Aims. The purpose of this Roy Adaptation Model-based study was to describe women’s physical, emotional, functional and social adaptation; postpartum concerns; and learning needs during the first two weeks following caesarean birth and identify relevant nursing interventions.
Background. Studies of caesarean-delivered women indicated a trend toward normalisation of the caesarean birth experience. Escalating caesarean birth rates mandate continued study of contemporary caesarean-delivered women.
Design. Mixed methods (qualitative and quantitative) descriptive research design.
Methods. Nursing students collected data from 233 culturally diverse caesarean-delivered women in urban areas of the Midwestern and Northeastern USA between 2002–2004. The focal stimulus was the planned or unplanned caesarean birth; contextual stimuli were cultural identity and parity. Adaptation was measured by open-ended interview questions, fixed choice questionnaires about postpartum concerns and learning needs and nurse assessment of post-discharge problems. Potential interventions were identified using the Omaha System Intervention Scheme.
Results. More positive than negative responses were reported for functional and social adaptation than for physical and emotional adaptation. Women with unplanned caesarean births and primiparous women reported less favourable adaptation than planned caesarean mothers and multiparas. Black women reported lower social adaptation, Hispanic women had more role function concerns and Black and Hispanic women had more learning needs than White women.

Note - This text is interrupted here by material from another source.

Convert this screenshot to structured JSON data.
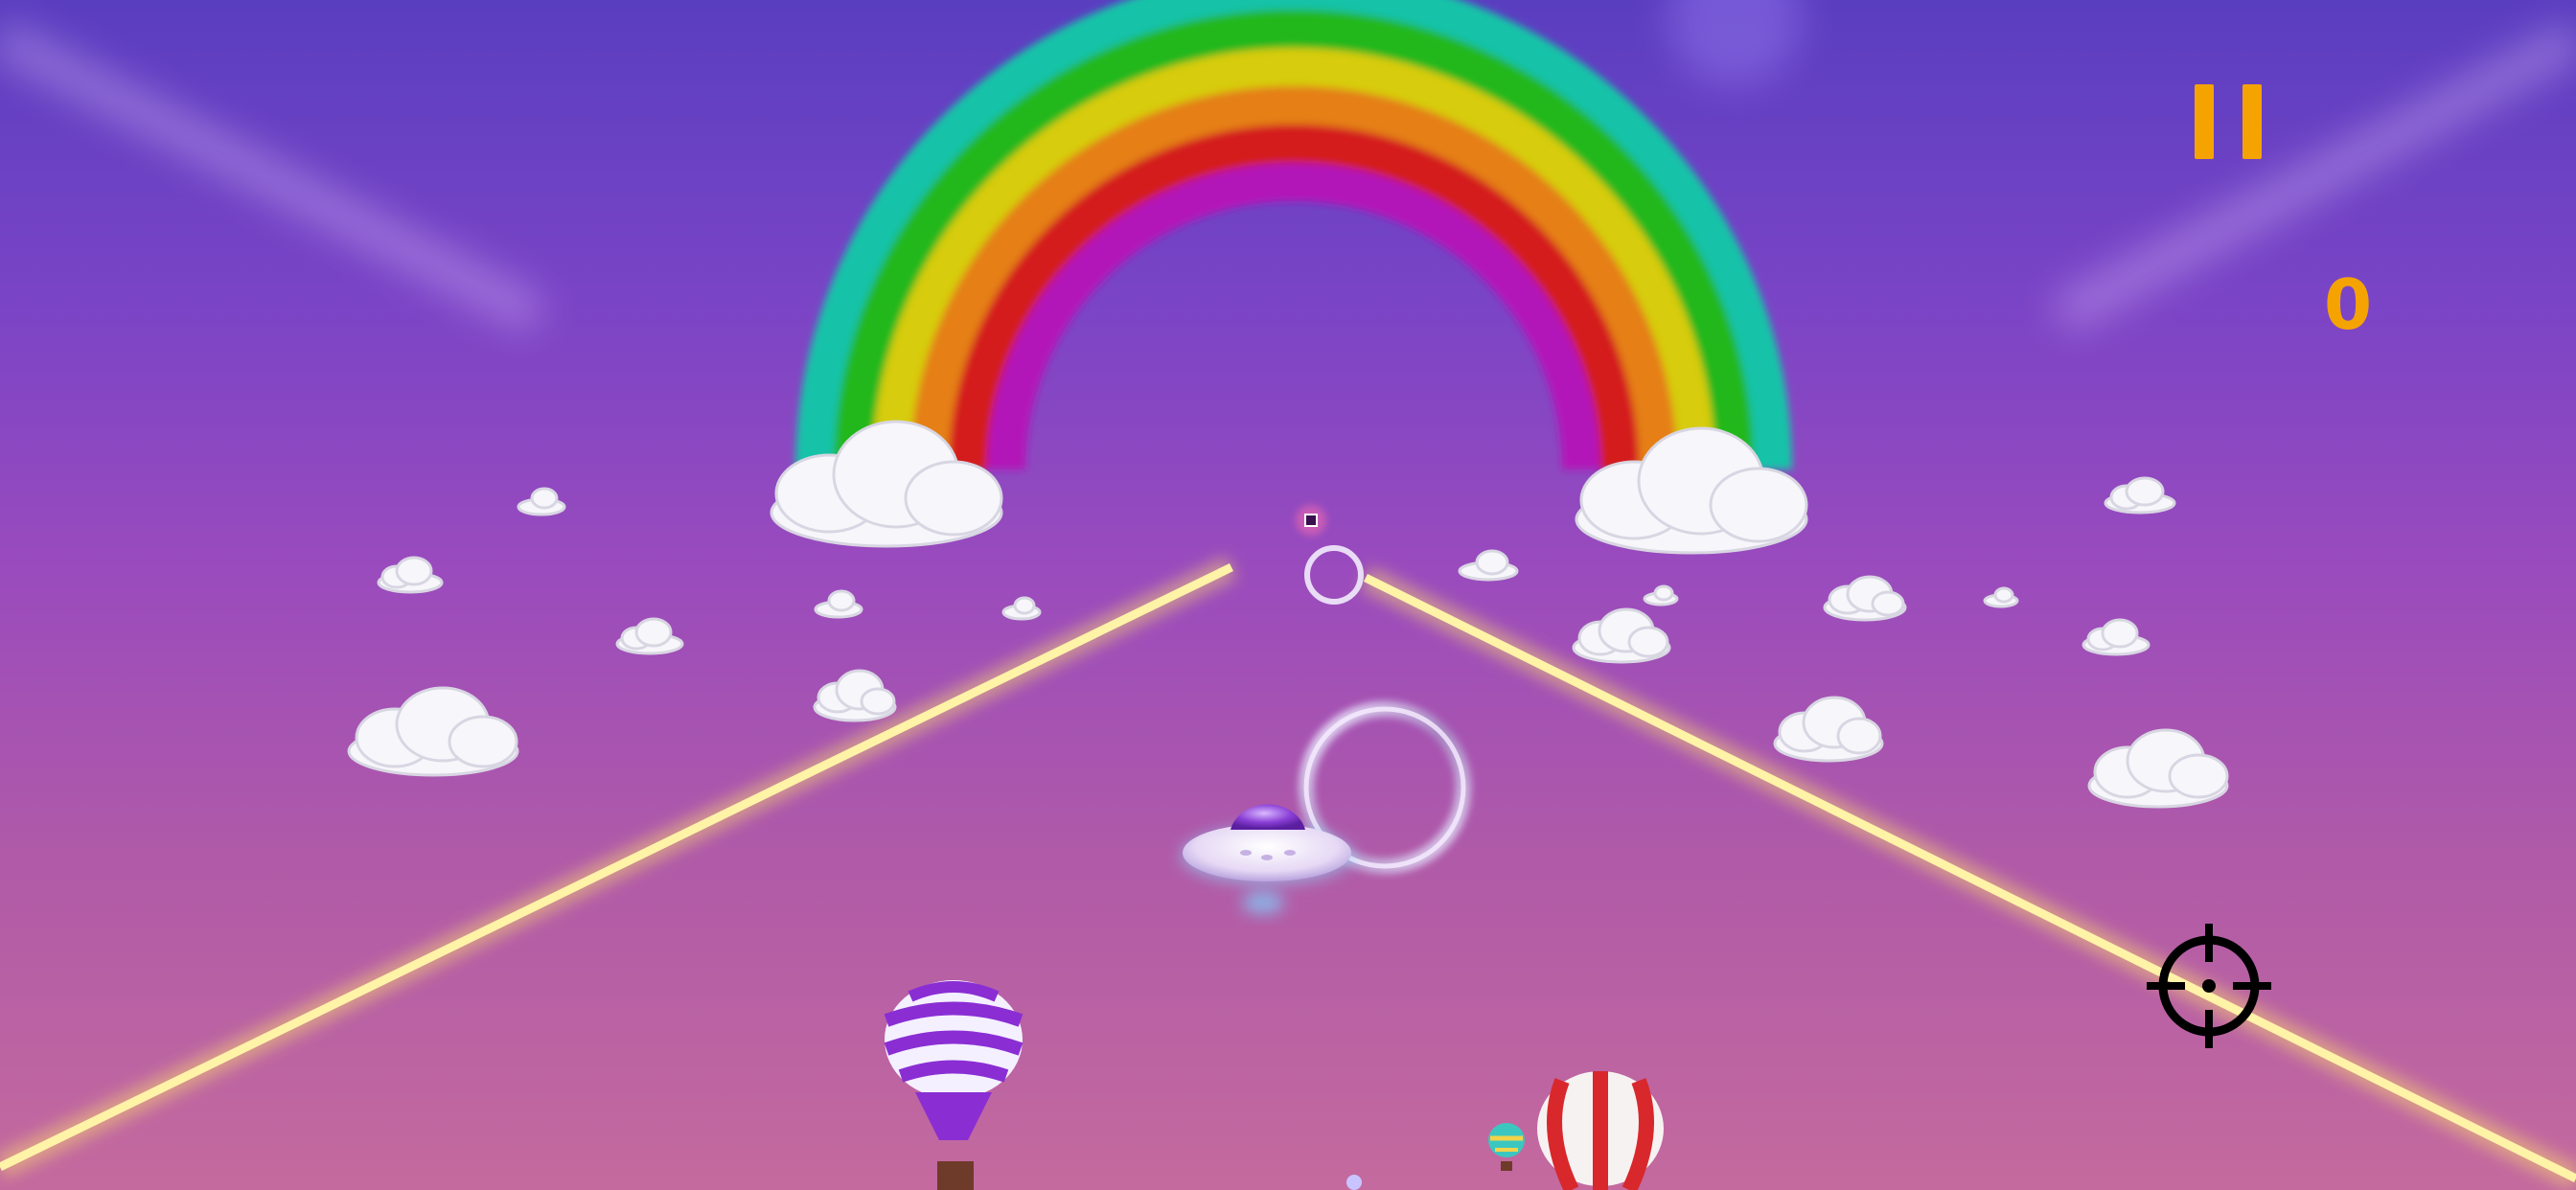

Post-discharge nursing assessments revealed that actual problems accounted for 40% of identified actual or potential problems or needs. Health teaching was the most commonly recommended postpartum intervention strategy followed by case management, treatment and surveillance interventions.
Conclusions. Caesarean-delivered women continue to experience some problems with adapting to childbirth. Recommended intervention strategies reflect the importance of health teaching following hospital discharge.
Relevance to clinical practice. Women who experience caesarean birth require comprehensive assessment during the early postpartum period. Nurses should devise strategies to continue care services for these women following hospital discharge.